Gabriele Senn

Cäcilia Brown

There are corner you can't get out of anymore.

19 Oct - 22 Dec 2018

Installatin view
CÄCILIA BROWN
There are corner you can't get out of anymore.
19 October - 22 December 2018

The basic material for Cäcilia Brown's exhibition at the Gabriele Senn Gallery are roof beams taken from demolished houses. Following a wave of demolitions, to which approximately 150 historic buildings fell victim to annually, the Viennese government has responded with an amendment to the building code that heralded in these demolitions. As of July of this year, the demolition of traditional Gründerzeit buildings dating from the early twentieth century must first be officially approved. An increased amount of demolitions leading up to the enforcement of this regulation was the result. Often times, only attics are affected, which are demolished for the construction of luxury apartments. Brown calls these the "wealth cap". To make effective use of as much urban space as possible, construction is now increasingly happening vertically as there is barely ground left to build on.

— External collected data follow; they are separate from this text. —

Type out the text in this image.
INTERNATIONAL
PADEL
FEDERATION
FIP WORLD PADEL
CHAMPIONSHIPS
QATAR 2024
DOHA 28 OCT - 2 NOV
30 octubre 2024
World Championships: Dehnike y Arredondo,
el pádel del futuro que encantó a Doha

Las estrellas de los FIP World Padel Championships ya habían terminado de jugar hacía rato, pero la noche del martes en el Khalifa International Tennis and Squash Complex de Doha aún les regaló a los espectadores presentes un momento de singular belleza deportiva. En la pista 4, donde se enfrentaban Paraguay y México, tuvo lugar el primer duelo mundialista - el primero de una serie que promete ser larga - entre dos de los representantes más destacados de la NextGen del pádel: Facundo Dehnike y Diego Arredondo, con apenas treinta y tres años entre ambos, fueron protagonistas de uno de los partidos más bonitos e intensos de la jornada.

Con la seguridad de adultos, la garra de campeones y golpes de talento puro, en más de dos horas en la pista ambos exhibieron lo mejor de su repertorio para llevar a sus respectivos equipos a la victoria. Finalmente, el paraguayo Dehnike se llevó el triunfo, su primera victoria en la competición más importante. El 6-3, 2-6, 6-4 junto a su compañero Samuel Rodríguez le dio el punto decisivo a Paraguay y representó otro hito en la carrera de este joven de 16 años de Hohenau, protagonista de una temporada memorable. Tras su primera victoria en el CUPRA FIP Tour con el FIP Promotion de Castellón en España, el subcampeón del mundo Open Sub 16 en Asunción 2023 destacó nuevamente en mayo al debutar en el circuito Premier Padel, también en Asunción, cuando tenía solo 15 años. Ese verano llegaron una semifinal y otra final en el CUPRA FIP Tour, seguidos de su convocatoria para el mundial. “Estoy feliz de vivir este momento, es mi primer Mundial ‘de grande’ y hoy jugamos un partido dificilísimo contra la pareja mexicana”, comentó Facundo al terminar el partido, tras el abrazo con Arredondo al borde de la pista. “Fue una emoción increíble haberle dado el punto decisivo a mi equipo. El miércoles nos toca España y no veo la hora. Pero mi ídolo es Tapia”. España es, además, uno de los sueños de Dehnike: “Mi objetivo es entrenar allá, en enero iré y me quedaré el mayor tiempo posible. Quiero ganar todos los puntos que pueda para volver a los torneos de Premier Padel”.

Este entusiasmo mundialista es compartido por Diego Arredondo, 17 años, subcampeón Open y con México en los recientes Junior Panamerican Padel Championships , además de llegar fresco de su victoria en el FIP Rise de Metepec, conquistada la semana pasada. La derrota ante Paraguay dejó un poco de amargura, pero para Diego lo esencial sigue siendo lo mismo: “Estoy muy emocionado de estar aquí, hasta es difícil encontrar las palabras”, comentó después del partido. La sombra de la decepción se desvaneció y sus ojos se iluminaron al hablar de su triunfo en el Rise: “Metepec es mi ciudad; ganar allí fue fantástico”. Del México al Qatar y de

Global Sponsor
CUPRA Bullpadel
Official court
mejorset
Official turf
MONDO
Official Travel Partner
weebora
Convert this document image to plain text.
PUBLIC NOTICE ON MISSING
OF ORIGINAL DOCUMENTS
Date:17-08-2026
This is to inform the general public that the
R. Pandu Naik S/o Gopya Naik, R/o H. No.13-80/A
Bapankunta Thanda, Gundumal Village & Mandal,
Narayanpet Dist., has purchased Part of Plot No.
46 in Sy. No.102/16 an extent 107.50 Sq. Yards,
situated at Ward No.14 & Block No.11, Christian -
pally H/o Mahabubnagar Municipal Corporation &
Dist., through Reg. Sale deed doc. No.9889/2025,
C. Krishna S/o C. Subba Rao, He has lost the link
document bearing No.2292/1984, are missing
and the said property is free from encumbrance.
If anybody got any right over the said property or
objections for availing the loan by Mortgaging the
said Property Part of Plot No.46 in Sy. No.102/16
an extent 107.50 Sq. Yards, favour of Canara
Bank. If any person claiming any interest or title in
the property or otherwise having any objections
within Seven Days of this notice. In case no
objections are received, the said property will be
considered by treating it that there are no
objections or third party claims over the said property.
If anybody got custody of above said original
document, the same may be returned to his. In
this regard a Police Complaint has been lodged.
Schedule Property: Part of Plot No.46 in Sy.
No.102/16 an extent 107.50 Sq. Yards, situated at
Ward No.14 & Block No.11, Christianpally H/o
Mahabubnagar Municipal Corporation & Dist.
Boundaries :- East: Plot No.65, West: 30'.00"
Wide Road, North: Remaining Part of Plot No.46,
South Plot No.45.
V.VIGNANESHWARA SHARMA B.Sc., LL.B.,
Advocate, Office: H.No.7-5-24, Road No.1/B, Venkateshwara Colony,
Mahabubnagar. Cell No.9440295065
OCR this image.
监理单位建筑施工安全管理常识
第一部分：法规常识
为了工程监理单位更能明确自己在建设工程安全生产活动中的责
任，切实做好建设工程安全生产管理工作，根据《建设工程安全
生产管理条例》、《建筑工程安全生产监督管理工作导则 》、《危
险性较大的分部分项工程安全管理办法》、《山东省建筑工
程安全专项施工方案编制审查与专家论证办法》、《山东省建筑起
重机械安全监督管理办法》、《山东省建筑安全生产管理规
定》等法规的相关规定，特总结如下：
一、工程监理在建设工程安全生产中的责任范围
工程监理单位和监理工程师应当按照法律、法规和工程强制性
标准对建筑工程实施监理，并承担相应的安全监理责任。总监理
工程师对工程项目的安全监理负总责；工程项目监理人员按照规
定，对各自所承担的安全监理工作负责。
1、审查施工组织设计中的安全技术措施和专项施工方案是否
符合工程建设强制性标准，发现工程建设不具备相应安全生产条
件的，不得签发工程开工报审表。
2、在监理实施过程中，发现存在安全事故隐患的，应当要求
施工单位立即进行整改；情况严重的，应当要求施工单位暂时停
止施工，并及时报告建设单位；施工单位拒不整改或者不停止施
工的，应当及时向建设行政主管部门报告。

Empty spaces are gradually disappearing.

Brown does not address these socioeconomic aspects in an explicitly political (albeit politically motivated) language, but rather, she communicates in a sculptural language that describes and emphasizes the characteristics and peculiarities of the material recovered from the demolished buildings. In a sense, she treats it as archival material. An example is a rough copy of Karl Schwanzer’s Contract Chair. The sculpture shows a massive beam, encrusted in pigeon droppings, that acts as the chair’s seating surface. It is immediately evident that the beam’s considerable length puts a heavy strain on the relatively delicate piece of furniture.

In the catalogue accompanying the exhibition “Holz = Kunst-Stoff“ (at Staatliche Kunsthalle Baden-Baden, 1976), the art historian Wolfgang Kemp writes, "Those who insist on the intransigence of materials, do not allow their objectifications to ingratiate themselves".

There’s quite a risk of succumbing to a certain “ruin romanticism” when considering the origin and history of the materials. Brown circumvents this in her work by having the material keep its autonomy and by carrying out only minimal interventions. Her sculptures are basically made up of a combination of fragments that lean on, support or lie on top of each other. This is all done without using screws or other means of permanently fixing the items together. Joints, paint stains and other trace remnants are kept for texture.

Sculptures are partly formed using "unsuitable" joints, e.g. casting an old window or a door with concrete and wax. As a modern building material that is used everywhere, the use of concrete in her sculptures illustrates the forceful takeover and transformation of traditional methods of architectural construction. Wax, on the other hand, is of particular interest to the artist because of its fragility and transience - it is combustible, just like the roof beams that often end up in leftover stoves installed in these turn-of-the-century buildings.

Without necessarily making an explicit political statement, the atmospheric density of Brown’s sculptures and and the refusal to achieve a form and definitely fix it, points towards the fragility of the social fabric. Evidence of fresh cutting marks on old beam fragments transport them into a smooth postmodern present.